WHOLEGRAIN BUCKWHEAT FLOUR
OUR WHOLEGRAIN BUCKWHEAT FLOUR IS PRODUCED FROM ORGANIC SPROUTS DEHYDRATED AT A TEMPERATURE THAT GUARANTEES THE PRESERVATION OF ALL PROTEINS, MINERALS AND VITAMINS. BUCKWHEAT DOES NOT CONTAIN GLUTEN. THE WHOLEGRAIN BUCKWHEAT FLOWER IS SUITABLE FOR PEOPLE ALLERGIC TO GLUTEN, ATHLETES AND ACTIVELY WORKING PEOPLE. THIS FLOUR’S QUALITY IS UNSURPASSABLE!

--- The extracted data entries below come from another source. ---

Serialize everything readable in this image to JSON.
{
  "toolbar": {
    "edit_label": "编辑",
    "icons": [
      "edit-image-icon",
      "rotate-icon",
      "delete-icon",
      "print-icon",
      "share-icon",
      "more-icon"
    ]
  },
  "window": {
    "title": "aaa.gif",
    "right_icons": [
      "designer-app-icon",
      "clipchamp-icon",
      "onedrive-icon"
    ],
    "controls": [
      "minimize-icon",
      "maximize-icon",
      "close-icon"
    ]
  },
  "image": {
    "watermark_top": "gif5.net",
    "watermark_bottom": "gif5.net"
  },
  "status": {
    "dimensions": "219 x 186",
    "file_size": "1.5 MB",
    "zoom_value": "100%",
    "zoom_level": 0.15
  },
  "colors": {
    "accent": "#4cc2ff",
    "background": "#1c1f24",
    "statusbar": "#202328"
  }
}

USE: For baking bread in home ovens /also in combination with other types of flour/, for pancakes, patties, pastry and porridge.
WHOLEGRAIN SPELT FLOWER
OUR WHOLEGRAIN SPELT FLOWER IS PRODUCED FROM ORGANIC SPROUTS DEHYDRATED AT A TEMPERATURE THAT GUARANTEES THE PRESERVATION OF ALL PROTEINS, MINERALS AND VITAMINS. SPELT CONTAINS NO MORE THAN 2 – 3% GLUTEN. THIS FLOUR’S QUALITY IS UNSURPASSABLE!
USE: For baking bread in home ovens /also in combination with other types of flour/, for pancakes, patties, pastry and porridge.
WHOLEGRAIN CHICKPEA FLOUR
OUR WHOLEGRAIN CHICKPEA FLOUR IS PRODUCED FROM SPROUTS DEHYDRATED AT A TEMPERATURE THAT GUARANTEES THE PRESERVATION OF ALL PROTEINS, AMINO ACIDS, MINERALS AND VITAMINS. THE WHOLEGRAIN CHICKPEA FLOWER IS SUITABLE FOR PEOPLE ALLERGIC TO GLUTEN, ATHLETES AND ACTIVELY WORKING PEOPLE. THIS FLOUR’S QUALITY IS UNSURPASSABLE!
USE: For baking bread in home ovens, for pancakes, patties, pastry and porridge, mainly in combination with flour from other crops.
WHOLEGRAIN RYE FLOUR
OUR WHOLEGRAIN RYE FLOUR IS PRODUCED FROM SPROUTS DEHYDRATED AT A TEMPERATURE THAT GUARANTEES THE PRESERVATION OF ALL PROTEINS, AMINO ACIDS, MINERALS AND VITAMINS. THIS IS A FLOUR OF OUTSTANDING QUALITY!
USE: For baking bread in home ovens /also in combination with other types of flour/, for pancakes, patties, pastry and porridge.